Upon completing each question, we were presented with a "FLAG". Submiting this flag signified the completion of the specified step.

• First of all, we searched the given url in tor browser. Then, looking through the source code of the page we found a suspicious comment with a url. This led us to a guide on how to preserve .onion anonymity, which at some point gave instructions on how to disable server-info and server-status endpoints. As it turned out, only the latter has been actually disabled. So, in the current configuration section of the server-info endpoint we found another .onion url, where we had to fill in a field to get authenticated.
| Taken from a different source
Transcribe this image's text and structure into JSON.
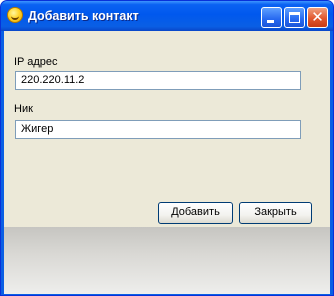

Again, searching through the source code of this new page, we saw that the post request of this "form" was handled in a file named "access.php".
• Trying to reach this endpoint we got a "bad user" message. But looking through the Server configuration, we noticed that phps files are enabled and so we got access to the file. There, it said in a comment that the username is the 48th multiple of 7 that contains a 7 in its decimal representation, which is 0001337. As far as the password is concerned, exploiting the php strcmp vulnerability, we injected an array in the comparison and strcmp returned 0(http://flffeyo7q6zllfse2sgwh7i5b5apn73g6upedyihqvaarhq5wrkkn7ad.onion/access.php?user=0001337&password[]=%27%27). There we were given an endpoint (blogposts7589109238/) where we found another url (/blogposts/diary.html) and then another one(/blogposts/diary2.html) and then we finally found https://github.com/chatziko/pico and xtfbiszfeilgi672ted7hmuq5v7v3zbitdrzvveg2qvtz4ar5jndnxad.onion, which asked for credentials.
• When we accessed the /blogposts endpoint we were able to see the two html files we had accessed before, plus one more (post3.html). There we we got a couple of useful information, Giorgos Komninos is a customer and #834472 visitor will be able to access some important info. So, we tried to change the visitor cookie in the developer's console. Decrypting the cookie found in the console we got the current visitor number (204) and some random characters. So we figured that only one part of this cookie corresponds to the visitor number(MjA0O). In this way we found the encryption of the visitor #834472 (ODM0NDcy) but then we had to find the meaning of the rest of the cookie. Remembering an error we had previously seen in the home page that said "Bad sha256" we realized that the rest of the cookie had to be the sha256 encoding hash of this number. Using another tool, we got 27c3af7ef2bee1af527dbf8c05b3db6cca63589941b8d49572aa64b5cd8c5b97, and then encoding 834472:27c3af7ef2bee1af527dbf8c05b3db6cca63589941b8d49572aa64b5cd8c5b97 to base64 we got ODM0NDcyOjI3YzNhZjdlZjJiZWUxYWY1MjdkYmY4YzA1YjNkYjZjY2E2MzU4OTk0MWI4ZDQ5NTcyYWE2NGI1Y2Q4YzViOTc=. Adding this new cookie to the browser we managed to access /sekritbackup7547 as this user.
• First of all, we googled the last line of the file and we found this: https://ropsten.etherscan.io/tx/0xdcf1bfb1207e9b22c77de191570d46617fe4cdf4dbc195ade273485dddc16783, where the word "bigtent" is displayed. So, we assumed that maybe this is the secret string we should use. Therefore, we created a simple python script to try some dates with the specific word and we managed to decrypt the files. When we saw the content of the files, we noticed some git references and a string that resembled a commit id(eafb2886b8732d638a3c44a8882d309ae11fa19d). So, by running a "cat | grep git" in the other decrypted file, we expected to find a repo url, as we did(https://github.com/asn-d6/tor/commit/eafb2886b8732d638a3c44a8882d309ae11fa19d).
• In a comment we found some RSA parameters and 2 encrypted numbers, which we decrypted following the RSA algorithm. We did this finding the primes, the product of which is equal to N, and used them to find the public key. Then, calculating the modular multiplicative inverse of e and the public key, we found the private key and then we deciphered the two numbers(x = 133710, y = 74198). So, we found out that Giorgos is at the Gilman's Point on the Kilimanjaro (http://aqwlvm4ms72zriryeunpo3uk7myqjvatba4ikl3wy6etdrrblbezlfqd.onion/7419813371074198133710.txt).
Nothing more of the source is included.